02.Oyster_data_subset_for_cdf[i].png

  1. It would be useful to see the empirical distributions for the four different surfaces side by side on a single plot. From the data sheet, click Edit > Factors.. and you can see the factor of 'Substratum' that shows the type of surface on which each individual measured oyster had settled.

03._Edit_factors_Oysters.png

  1. Now we are ready to create the plot. From the data sheet, click Plots > Empirical Distribution Plot....

04a.Empirical_distribution_menu_item[i].png

In the resulting dialog box, choose to draw the lines for '$\bullet$ Variables' (there is only one variable here, so just one plot will be given in the output) and choose to 'Split into multiple distributions (lines) > $\checkmark$Factor > Substratum.
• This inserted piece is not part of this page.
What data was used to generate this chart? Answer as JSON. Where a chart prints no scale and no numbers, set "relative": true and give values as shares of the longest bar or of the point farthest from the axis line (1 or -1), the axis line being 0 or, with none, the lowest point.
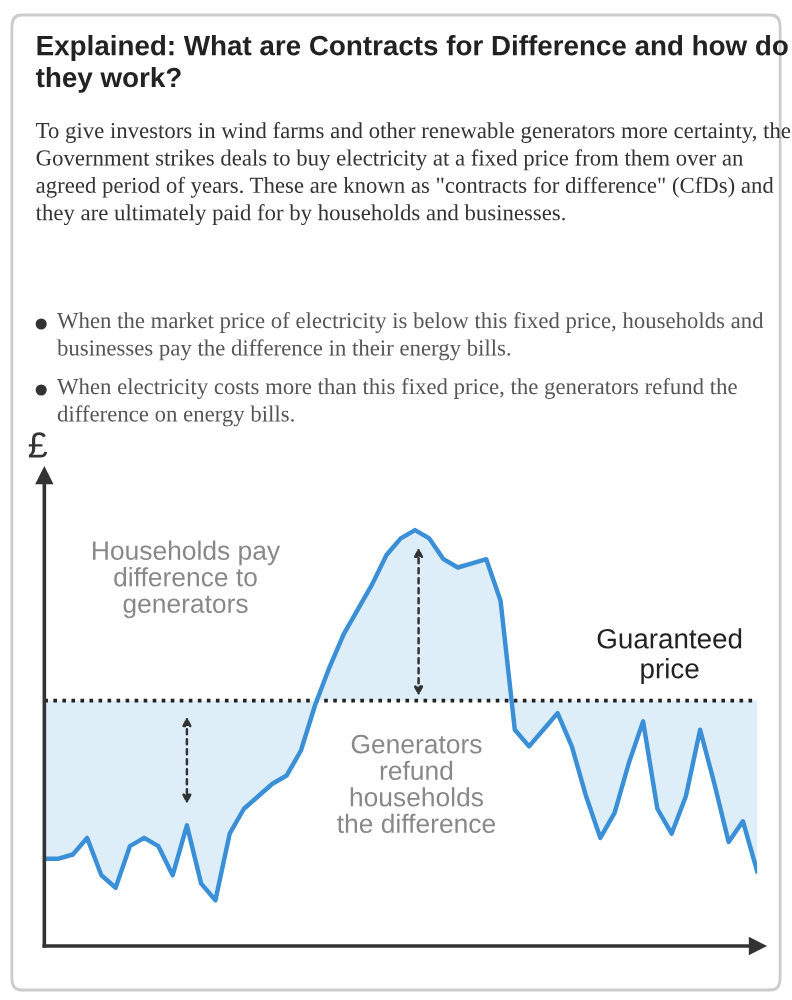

Also, tick the box that says '$\checkmark$Express as proportions: [0, 1]'. The resulting dialog will look like this:

04.Empirical_distribution_plot_dialog[i].png

The resulting graphic (called 'Graph1' in the Explorer tree) will look like this:

04.Sizes of Saccostrea commercialis_graphic[i].png

From this graphic, we can see that there were, proportionately, quite a lot more large oysters measured on concrete surfaces (dark blue line) compared to the other substrata. In addition, fibreglass surfaces (green line) had proportionately fewer smaller-sized oysters than the other substrata. We can also consider looking at these distributions using dot plots, violin plots, or histograms. It is also possible to formally test the null hypothesis of 'no difference' in the underlying distributions for any pair of these groups, using the Kolmogorov-Smirnov test.